Idea: Community fund to support local groups, events and traders
Fund organised by the community to support local projects and initiatives which improve the town centre. Groups and individuals can apply for grants if their idea meets the agreed mission of the Community Fund. If successful, the funding model could be used to pay for new roles to support the high street, such as a high street curator.
Why it is useful:
Example of what the fund could enable:
- Small grants to community groups and cultural institutions to deliver activities and programmes that enliven and support the high street, e.g. seed fund festivals, or support a skills sharing group
- Grants or loans to existing and new businesses on the high street, e.g. support improvements to shop units, buy equipment etc.
- Could use the fund to offer a programme of business advice and support
- Could invest in things that improve the high street, from physical interventions, e.g. celebratory banners on lampposts, to data collection to aid local businesses, e.g. strategically located footfall counters to understand and respond to trends and to quantify the impact of marketing campaigns etc.
Who needs to be involved:
- Town Team: Lead
- Council: Support – help set up
- People with ideas to support: Applicants
- Fund contributors (see below)
How to get started:
- Explore fundraising potential, including scoping out which businesses, organisations, and projects could contribute as part of their business model
- Explore seed funding the project through a crowdfunding platform, for example, Spacehive
- Council support the community to set up as a legal entity to reflect the aims of benefiting the town centre and wider community, such as a Community Benefit Society. Also, an appropriate governance model to oversee leverage in and distribution of funds (for further reference)
- Longer-term, the town centre could look at governance models such as a Community Improvement District or Business Improvement District (see example below)
- Funding opportunities: Potential contributors include local businesses, crowd-funding (e.g. through Spacehive), and other project ideas contained in this report. They could pool their community fund collection, e.g. local delivery service, town centre website/app and community energy company. Longer-term, an Improvement District includes a local levy (see example below
- Resource: Requires local stewardship to manage, and robust governance model. Set up a Local Grant Application Process with a board that includes the Town Team and the council
Example: Worthing Community Chest
Worthing Community Chest is a local, independent charity that supports projects and activities in the town which enable social and economic well being, having awarded over £300k since 2001. Small grants up to £1,500 support groups, clubs, events and other good causes which meet their aims and priorities. The final decision to award a grant is made by an Appraisal Panel made up of representatives from recently successful applicants. Governance is via a board of trustees who are assisted by youth advisors, with the organisation employing a Grants Administrator to train and facilitate the Appraisal Panel and to oversee the grant-making process.
Funds are raised through donations and income from renting a property they own and recycling partnerships (which include Worthing Borough Council). The charity works with the council to recycle textiles, with the local authority donating money raised from Worthing’s textile recycling bins as well as providing office space inside the Town Hall. The ideas supported in 2019 range from garden and arts projects, creating an active trail, sponsoring annual parades and festivals, training and support workshops, equipment for sports groups to funding the installation of disabled toilet facilities led by a local youth group.

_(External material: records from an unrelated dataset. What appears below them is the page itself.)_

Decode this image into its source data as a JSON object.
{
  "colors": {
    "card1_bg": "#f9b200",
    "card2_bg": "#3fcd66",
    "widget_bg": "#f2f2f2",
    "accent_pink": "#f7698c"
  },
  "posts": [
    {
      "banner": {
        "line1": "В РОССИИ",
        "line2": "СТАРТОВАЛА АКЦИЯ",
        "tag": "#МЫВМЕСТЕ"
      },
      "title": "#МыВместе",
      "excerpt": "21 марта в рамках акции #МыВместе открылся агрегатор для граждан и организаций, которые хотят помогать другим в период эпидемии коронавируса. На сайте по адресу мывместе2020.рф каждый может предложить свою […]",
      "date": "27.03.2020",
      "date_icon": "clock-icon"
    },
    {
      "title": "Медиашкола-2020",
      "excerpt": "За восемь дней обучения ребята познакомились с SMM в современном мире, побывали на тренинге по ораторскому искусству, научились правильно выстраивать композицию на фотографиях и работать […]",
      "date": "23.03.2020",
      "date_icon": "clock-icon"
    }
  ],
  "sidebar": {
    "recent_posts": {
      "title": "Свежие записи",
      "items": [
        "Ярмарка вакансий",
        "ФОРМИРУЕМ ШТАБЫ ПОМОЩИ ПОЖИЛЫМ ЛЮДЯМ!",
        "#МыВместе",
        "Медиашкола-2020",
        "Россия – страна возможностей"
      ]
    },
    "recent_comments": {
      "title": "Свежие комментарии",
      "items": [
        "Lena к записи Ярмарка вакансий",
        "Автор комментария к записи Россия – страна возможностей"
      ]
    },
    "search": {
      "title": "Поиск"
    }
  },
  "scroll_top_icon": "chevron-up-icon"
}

Example: Community Improvement Districts
Longer-term, Chipping Barnet could look at governance models such as an Improvement District, that pro-actively invests in and enhances the town centre. A Business Improvement District (BID) is a geographical area in which the local businesses have voted to invest together, improving the environment and providing additional or improved services. BIDs are business-led organisations and funded by a mandatory levy on all eligible businesses after a successful ballot.

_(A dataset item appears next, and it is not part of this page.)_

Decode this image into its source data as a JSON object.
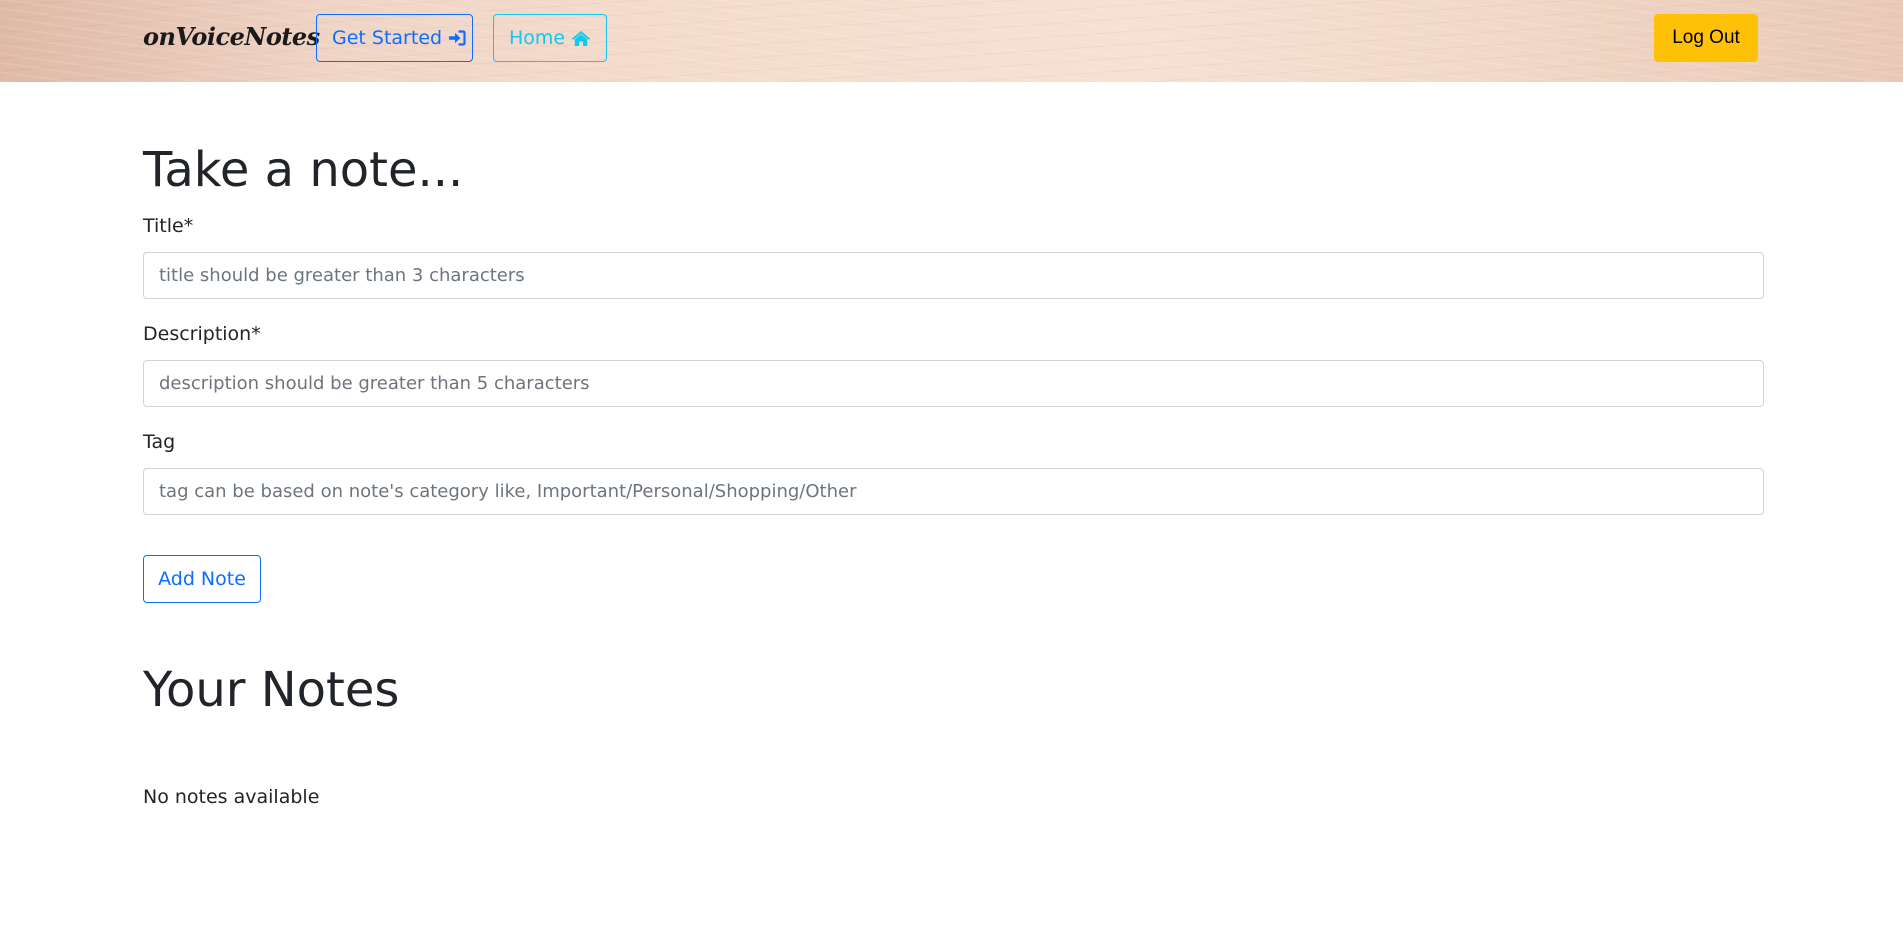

A Community Improvement District (CID) uses the BID model to develop local community-led governance in smaller town centres and high streets where the critical mass of businesses does not exist to make a BID viable. A CID could be set up at the request of a local neighbourhood group, mandated by a local vote every five years, and have the power to raise a levy on council taxpayers and focus on priorities agreed locally. The CID can incorporate local business interests, community groups and local service delivery, with a remit extending beyond the “clean, green and safe” agenda to a wider and more strategic “place-shaping” role. The CID can also be a mechanism through which to gather and distribute the Town Centre Fund by agreeing on local priorities. While BIDs are common and well established in the UK (66 across London with Kingston’s the first in 2005), CIDs have not been set up in the UK yet. There are numerous in the USA, a CID is being piloted in Scotland, and in 2019 the MHCLG (Ministry of Housing, Communities and Local Government) Select Committee was attracted by the idea that BIDs should be replaced with CIDs. The National Lottery funded organisation, Power to Change is also looking at them as part of their own 10-year vision to see community business recognised as a new economic model.